Éditorial : Françoise David

Le départ d’un mégaphone

Ce n’est pas en défendant les assistés sociaux qu’on remporte une élection, ni même qu’on fait les manchettes. En fait, il n’y a pas grand-chose à « gagner ».

On pourrait dire la même chose des toxicomanes amputés de leur aide, ou des aînés évincés de leur logement. Ces poqués se trouvent souvent dans l’angle mort de la politique. Pris dans le dalot, d’où ils regardent l’économie qui continue de rouler.

Voilà le grand legs de Françoise David : avoir amené la gauche de la rue à l’Assemblée nationale, et y avoir servi de porte-parole pour les sans-voix.

Elle fut leur mégaphone.

La députée de Québec solidaire a démissionné hier. Âgée de 69 ans, elle se disait fatiguée et craignait un burn-out. Sans la transformer en sainte ni exagérer son influence, on doit souligner sa contribution à la lutte pour la justice sociale.

Si les gens poqués sont oubliés, ce n’est pas que pour des raisons stratégiques ou idéologiques. C’est aussi parce que le pouvoir ne les voit tout simplement plus. Le toxicomane ou l’assisté social n’est pas la personne qu’un ministre risque le plus de croiser au bureau ou dans une assemblée partisane.

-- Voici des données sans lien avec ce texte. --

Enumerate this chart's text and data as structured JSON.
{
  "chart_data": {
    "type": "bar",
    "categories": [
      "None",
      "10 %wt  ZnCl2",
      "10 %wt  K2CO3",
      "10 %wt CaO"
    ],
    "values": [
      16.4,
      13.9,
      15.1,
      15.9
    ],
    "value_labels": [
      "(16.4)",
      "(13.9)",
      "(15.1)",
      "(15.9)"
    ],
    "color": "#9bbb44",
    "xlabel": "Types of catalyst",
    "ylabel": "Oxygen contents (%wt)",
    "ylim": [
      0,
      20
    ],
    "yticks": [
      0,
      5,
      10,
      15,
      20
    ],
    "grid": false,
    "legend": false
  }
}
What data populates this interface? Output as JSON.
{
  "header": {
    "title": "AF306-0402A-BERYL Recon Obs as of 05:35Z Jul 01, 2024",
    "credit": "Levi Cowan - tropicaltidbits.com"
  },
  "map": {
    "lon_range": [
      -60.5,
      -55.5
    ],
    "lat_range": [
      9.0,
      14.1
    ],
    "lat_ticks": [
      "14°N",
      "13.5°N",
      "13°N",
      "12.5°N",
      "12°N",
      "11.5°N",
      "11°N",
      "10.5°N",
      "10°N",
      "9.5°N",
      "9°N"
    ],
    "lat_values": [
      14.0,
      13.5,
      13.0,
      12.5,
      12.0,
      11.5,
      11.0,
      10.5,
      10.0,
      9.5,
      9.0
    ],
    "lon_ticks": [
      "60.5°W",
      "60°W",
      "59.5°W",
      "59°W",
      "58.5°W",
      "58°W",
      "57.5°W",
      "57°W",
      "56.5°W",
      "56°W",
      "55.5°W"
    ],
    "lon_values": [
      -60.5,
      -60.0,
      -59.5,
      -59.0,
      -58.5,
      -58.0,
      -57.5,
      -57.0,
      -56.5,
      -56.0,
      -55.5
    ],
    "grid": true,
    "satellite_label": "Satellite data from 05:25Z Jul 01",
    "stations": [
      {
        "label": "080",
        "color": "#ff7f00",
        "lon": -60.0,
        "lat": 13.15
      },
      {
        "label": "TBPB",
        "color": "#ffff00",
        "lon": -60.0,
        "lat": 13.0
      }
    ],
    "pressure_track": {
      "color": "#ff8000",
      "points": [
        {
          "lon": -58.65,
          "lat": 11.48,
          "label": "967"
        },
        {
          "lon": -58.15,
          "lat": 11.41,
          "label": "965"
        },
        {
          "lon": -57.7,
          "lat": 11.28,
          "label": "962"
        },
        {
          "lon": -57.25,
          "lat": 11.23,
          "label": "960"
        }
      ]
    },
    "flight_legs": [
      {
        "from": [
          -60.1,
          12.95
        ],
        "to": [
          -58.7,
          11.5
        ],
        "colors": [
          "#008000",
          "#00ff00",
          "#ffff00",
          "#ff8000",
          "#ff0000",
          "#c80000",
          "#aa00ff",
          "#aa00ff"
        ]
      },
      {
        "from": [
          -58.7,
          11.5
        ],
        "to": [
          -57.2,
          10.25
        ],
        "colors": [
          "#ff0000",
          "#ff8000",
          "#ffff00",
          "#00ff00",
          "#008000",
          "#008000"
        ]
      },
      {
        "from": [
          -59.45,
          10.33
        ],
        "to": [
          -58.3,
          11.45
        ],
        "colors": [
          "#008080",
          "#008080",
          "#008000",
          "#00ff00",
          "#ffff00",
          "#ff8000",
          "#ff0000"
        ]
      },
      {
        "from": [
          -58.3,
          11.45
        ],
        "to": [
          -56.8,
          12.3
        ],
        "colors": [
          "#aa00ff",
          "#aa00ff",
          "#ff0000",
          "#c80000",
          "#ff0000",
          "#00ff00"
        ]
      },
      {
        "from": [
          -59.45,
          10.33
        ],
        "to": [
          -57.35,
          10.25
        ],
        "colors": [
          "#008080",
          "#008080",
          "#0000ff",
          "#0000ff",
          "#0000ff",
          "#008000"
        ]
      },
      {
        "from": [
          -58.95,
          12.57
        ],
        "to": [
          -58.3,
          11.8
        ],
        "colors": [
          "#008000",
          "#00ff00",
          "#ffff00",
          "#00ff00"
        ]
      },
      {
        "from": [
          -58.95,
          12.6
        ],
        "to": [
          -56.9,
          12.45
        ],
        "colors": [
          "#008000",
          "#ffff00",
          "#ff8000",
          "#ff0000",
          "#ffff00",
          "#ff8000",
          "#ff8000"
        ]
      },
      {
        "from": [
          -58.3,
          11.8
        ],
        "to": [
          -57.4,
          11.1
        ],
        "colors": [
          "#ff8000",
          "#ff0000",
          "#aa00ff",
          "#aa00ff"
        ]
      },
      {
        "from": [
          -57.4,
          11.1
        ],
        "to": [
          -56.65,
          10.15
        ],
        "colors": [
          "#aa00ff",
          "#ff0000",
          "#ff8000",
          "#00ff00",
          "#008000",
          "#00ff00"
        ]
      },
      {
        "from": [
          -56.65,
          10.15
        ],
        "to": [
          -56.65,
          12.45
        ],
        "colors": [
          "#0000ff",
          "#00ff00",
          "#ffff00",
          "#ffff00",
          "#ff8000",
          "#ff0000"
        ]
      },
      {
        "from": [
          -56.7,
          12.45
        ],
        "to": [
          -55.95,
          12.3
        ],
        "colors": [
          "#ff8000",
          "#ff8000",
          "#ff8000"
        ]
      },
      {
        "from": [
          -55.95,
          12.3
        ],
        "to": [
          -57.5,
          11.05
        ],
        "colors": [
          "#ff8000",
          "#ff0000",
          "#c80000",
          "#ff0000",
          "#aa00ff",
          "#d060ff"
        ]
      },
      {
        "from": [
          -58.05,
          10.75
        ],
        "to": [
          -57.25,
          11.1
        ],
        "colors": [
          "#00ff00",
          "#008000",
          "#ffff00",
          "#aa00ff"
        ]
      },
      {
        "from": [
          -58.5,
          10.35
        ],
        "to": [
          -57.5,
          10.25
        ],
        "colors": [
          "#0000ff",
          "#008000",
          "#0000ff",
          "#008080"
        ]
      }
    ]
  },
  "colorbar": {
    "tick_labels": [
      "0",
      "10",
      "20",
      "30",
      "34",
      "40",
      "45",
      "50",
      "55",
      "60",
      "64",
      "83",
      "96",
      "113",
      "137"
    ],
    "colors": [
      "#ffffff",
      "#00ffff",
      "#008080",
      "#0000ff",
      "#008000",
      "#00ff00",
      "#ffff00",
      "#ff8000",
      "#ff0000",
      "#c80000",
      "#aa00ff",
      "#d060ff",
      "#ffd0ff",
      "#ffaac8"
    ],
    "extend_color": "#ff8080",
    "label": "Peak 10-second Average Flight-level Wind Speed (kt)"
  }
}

Bien sûr, des dossiers atterrissent sur le bureau de circonscription, mais il y en a plusieurs autres sur la pile.

Les statistiques ne suffisent pas à susciter l’empathie. Il faut un peu de contact humain. Mme David avait cette sensibilité, elle qui a longtemps œuvré dans le milieu communautaire.

En 2006, Québec solidaire naît de la fusion entre son mouvement Option citoyenne et l’Union des forces progressistes, le parti d’Amir Khadir. Cela allait mener à l’arrivée pour la première fois à l’Assemblée nationale d’un parti résolument de gauche.

La gauche a toujours été tiraillée entre la pureté et le pragmatisme. Entre la tentation d’avoir raison devant les caméras et celle de faire avancer ses idées, avec le compromis que cela exige parfois. Bien sûr, cet équilibre est infiniment plus facile à trouver dans l’opposition, quand on ne subit jamais le test d’une décision impopulaire…

M. Khadir incarne l’approche militante, avec les coups de gueule qui mobilisent mais polarisent.

Mme David provenait quant à elle de la gauche communautaire, où il y a un temps pour dénoncer et un autre pour négocier en coulisses.

Cette approche l’a aidée à percer à Québec le mur de la partisanerie. En juin dernier, elle a convaincu le gouvernement libéral d’adopter une loi qui protège les locataires aînés. Et l’automne dernier, elle a fait de modestes gains avec le projet de loi sur les assistés sociaux.

Le ministre de l’Emploi, François Blais, avait une approche autistique. Il jonglait avec les chiffres et études européennes, sans trop écouter ceux qui vivaient le problème au quotidien. Avec l’aide de l’opposition péquiste, Mme David a trouvé un interlocuteur au gouvernement libéral pour modifier la loi. La réforme ne s’appliquera pas aux nouveaux demandeurs, et ses impacts seront réévalués dans deux ans. En échange, l’opposition a cessé son obstruction, ce qui lui a permis de voter contre sans forcer le bâillon.

Après 10 ans, les progrès de Québec solidaire restent modestes. Même s’il gagne des appuis à chaque élection, le parti ne compte que trois députés, ce qui l’empêche d’être reconnu officiellement à l’Assemblée nationale. Il n’a jamais récolté plus de 7,6 % des votes et peine à déborder de son tronçon de la ligne orange de Montréal.

Malgré ce faible rapport de force, Mme David a tout de même réussi à laisser sa marque. Lorsque nécessaire avec des compromis sans compromission, car un petit gain vaut mieux que rien du tout.